As a parent, I would often take a moment or two in the evening to ask my kids about their day in school. Over the years I learned that if I asked them what they did in school, the answers would range from a wild story about something funny that happened in the cafeteria with their friends to the stereotypical response of a high school student: “nothin’.”
If, however, I asked them what they learned in school, the answers often improved. I would still get the grunt or the shrug from time to time, but I would also at times get the beginnings of a pretty good conversation about a concept, fact or skill that they had learned or practiced during that day. It was still a challenge at times to get a really good picture of what exactly they were learning based solely on their accounts, and I was never quite sure if what they said they learned was in fact what they were supposed to have learned that day. In my current role as the director of curriculum, one of my goals is to bring clarity to the answer to that question and to create a clearer picture for parents and family members in the district of just what their student is learning.
Curriculum is a word that has many different definitions, often overlapping and including a wide range of elements. For now, let’s simply define it as two parts that make up a whole.
First there is what we teach. This sounds simple, but it goes beyond the titles of books and the names and dates of history. It is really meant to describe the concepts or skills that we are teaching students. This includes things like how to read, write and solve mathematical equations, and also less tangible concepts like citing evidence in a text, making a healthy choice or recognizing how tempo affects a piece of music. The second part of curriculum is how we teach.
This includes specific strategies that teachers use in a classroom such as independent practice or group work and the utilization of certain technology or other tools in the classroom, among many other things.
In New York, the state leaves decisions about what to teach up to local school districts. The state provides standards, which are essentially a set of annual goals that we want to see students achieve by the end of a given year in any subject. These standards are the same for every district across the state.

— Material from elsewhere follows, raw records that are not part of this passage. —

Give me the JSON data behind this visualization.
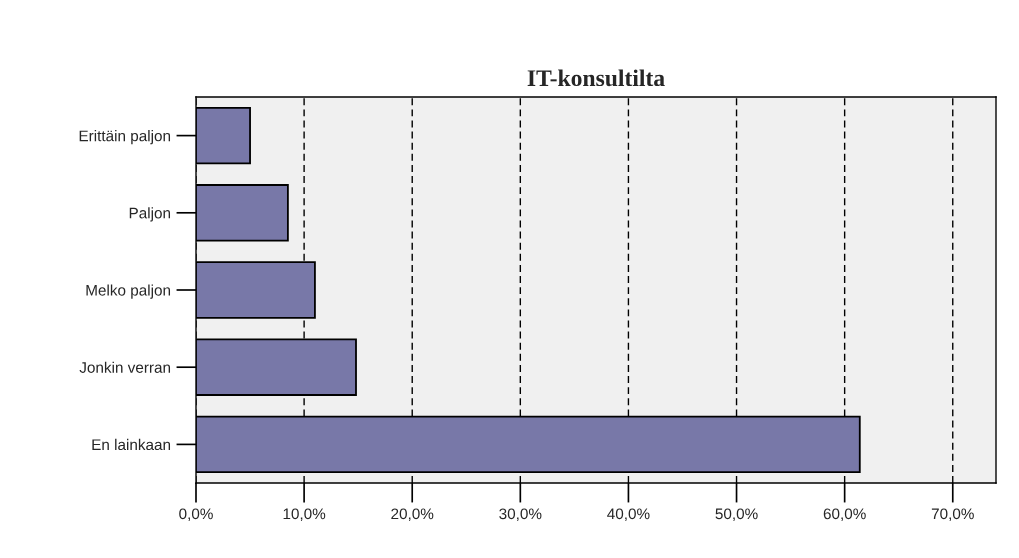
{
  "chart_data": {
    "type": "bar",
    "orientation": "horizontal",
    "title": "IT-konsultilta",
    "categories": [
      "Erittäin paljon",
      "Paljon",
      "Melko paljon",
      "Jonkin verran",
      "En lainkaan"
    ],
    "values": [
      5.0,
      8.5,
      11.0,
      14.8,
      61.4
    ],
    "color": "#7878a8",
    "xlim": [
      0,
      74
    ],
    "xticks": [
      {
        "value": 0,
        "label": "0,0%"
      },
      {
        "value": 10,
        "label": "10,0%"
      },
      {
        "value": 20,
        "label": "20,0%"
      },
      {
        "value": 30,
        "label": "30,0%"
      },
      {
        "value": 40,
        "label": "40,0%"
      },
      {
        "value": 50,
        "label": "50,0%"
      },
      {
        "value": 60,
        "label": "60,0%"
      },
      {
        "value": 70,
        "label": "70,0%"
      }
    ],
    "grid": "x"
  }
}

What resources and tools to use to help students achieve these standards is a decision left up to school districts. That means a student attending eighth grade in Warsaw or Perry, for example, may not learn the same skills in the same order as a student in Attica, but they will all be expected to show they’ve reached the same standard by the end of the year. So, standards are the same across the state, but the curriculum is different.
As a district, we’ve been devoting significant time and effort to create curriculum documents over the past few years. Our goal in doing so is to create what we call a “guaranteed and viable curriculum.”

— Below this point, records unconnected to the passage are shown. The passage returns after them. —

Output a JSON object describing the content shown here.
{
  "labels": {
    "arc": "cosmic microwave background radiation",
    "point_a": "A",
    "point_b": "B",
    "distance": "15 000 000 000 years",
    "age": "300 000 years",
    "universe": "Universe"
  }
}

While it’s true that a student in a different district may learn different skills in a different order than a student here at Attica, we want to ensure all of our students who are in the same grade or course are learning the same skills in the same order, regardless of who their teacher is.
That’s the “guaranteed” part of the curriculum. The “viable” part means that what we say we are teaching can truly be taught to the appropriate level of understanding in the time available. In other words, we can’t expect students to truly understand and master 57 different skills and 27 different concepts to a high degree of proficiency in a 20-week class. We can, however, expect them to become proficient in 18 truly valuable skills and 12 critical concepts that will set them up for future success in the course of 20 weeks.
This doesn’t mean one student may be learning less than another student as all our students will still need to show proficiency in the standards set by the state.
In the coming months, we will be sharing these curriculum documents with you through our website and I will continue to provide updates on the work and share resources or ideas that you can look at, both as individuals and with your children.
It is my hope that you will find the information valuable. Perhaps it can even be used to elicit something more than a shrug when you ask your children what they learned in school today.
Thank you for your partnership with us in the important work of teaching kids, and we are looking forward to sharing more of this work with you as we move forward.
Matt Stroud is director of curriculum at Attica Central Schools. In this role, he’s responsible for developing, implementing and evaluating the district’s core curriculum, overseeing prek-12 instruction and coordinating professional development programming for teachers and staff.